En efecto, Weber entendió la modernización ‘qua’ racionalización caracterizada por el proceso de ‘desencantamiento’ de las imágenes religioso-metafísicas del mundo y por la comprensión descentrada del mismo. Esto significó la diferenciación de dos sistemas culturales de acción (economía y Estado moderno) y de tres esferas culturales de valor (ciencia, moral y arte). Por su parte, Habermas basándose en las aportaciones de Durkheim, interpreta este mismo proceso de racionalización como «lingüistización de lo sacro». Es decir, que, para este autor, la progresiva disolución del núcleo sacro del orden social es lo que provoca la transición desde un orden sustentado en imágenes mítico-religiosas y en la autoridad de lo sagrado a otro apoyado en el consenso comunicativamente alcanzado. Como señala Habermas: «A medida que el consenso religioso básico se disuelve y el poder del Estado pierde su respaldo sacro, la unidad del colectivo sólo puede ya establecerse y mantenerse como unidad de una comunidad de comunicación, es decir, mediante un consenso alcanzado comunicativamente en el seno de la opinión pública política (…). La evolución de los Estados modernos se caracteriza porque éstos, abandonando los fundamentos sacros de la legitimación, pasan a asentarse sobre la base de una voluntad general formada comunicativamente y discursivamente ilustrada». Cuando la religión pierde su función de donadora universal de sentido, la comunidad de fe religiosa se convierte en una comunidad de comunicación y la integración de cuño religioso se resquebraja, de tal suerte que el entendimiento ya no queda sacrificado a los pies de la religión: ‘Credo non quod, sed quia absurdum’. En estas circunstancias, el lenguaje sirve para la transmisión de conocimientos y se convierte en la fuente principal de integración social. De igual modo, la formación de la conciencia colectiva, esto es, la estructura de la identidad grupal, se constituye desplazando el saber sacro por un saber basado en razones, es decir, sustituyendo los fundamentos sagrados por otros basados en el potencial de racionalidad que atesora el habla.
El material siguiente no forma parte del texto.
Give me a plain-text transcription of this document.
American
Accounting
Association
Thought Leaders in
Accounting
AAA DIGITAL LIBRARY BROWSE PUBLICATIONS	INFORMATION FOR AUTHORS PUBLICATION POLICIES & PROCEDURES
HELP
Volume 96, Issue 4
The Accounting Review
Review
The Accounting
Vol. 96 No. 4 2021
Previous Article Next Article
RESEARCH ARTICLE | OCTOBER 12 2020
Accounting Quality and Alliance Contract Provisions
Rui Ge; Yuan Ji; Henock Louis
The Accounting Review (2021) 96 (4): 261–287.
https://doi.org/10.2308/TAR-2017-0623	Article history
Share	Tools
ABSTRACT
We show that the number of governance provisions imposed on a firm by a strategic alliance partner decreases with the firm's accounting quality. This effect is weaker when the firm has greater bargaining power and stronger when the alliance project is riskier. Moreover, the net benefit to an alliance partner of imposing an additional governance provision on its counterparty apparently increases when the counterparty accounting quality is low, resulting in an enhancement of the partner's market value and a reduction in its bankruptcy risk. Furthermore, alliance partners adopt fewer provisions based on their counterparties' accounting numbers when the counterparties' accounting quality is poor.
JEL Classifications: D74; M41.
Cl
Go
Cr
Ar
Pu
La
Con este giro, diremos que actúa racionalmente sólo aquél que es capaz de responder de sus actos. Normalmente, en nuestros comunicaciones, si queremos que ellas prosigan con el fin de alcanzar acuerdos y si no apelamos a la fuerza o a la tradición, entablamos diferentes pretensiones de validez que deben ser satisfechas: pretensión de ‘verdad’ respecto a lo que decimos, de ‘rectitud’ en relación con valores y normas del mundo social, y por último, de ‘autenticidad’ respecto a nuestros pensamientos y convicciones internas. De lo contrario, es decir, si alguna de las pretensiones de validez es cuestionada, la comunicación queda suspendida hasta que la pretensión puesta en duda quede totalmente argumentada y clarificada. Por esto dice Habermas que «los debates son como lavadoras, que filtran lo que es racionalmente aceptable para todo el mundo. Separan las creencias cuestionadas e inválidas de aquéllas que, por el momento, obtienen licencia para recuperar el estatus de conocimiento no problemático».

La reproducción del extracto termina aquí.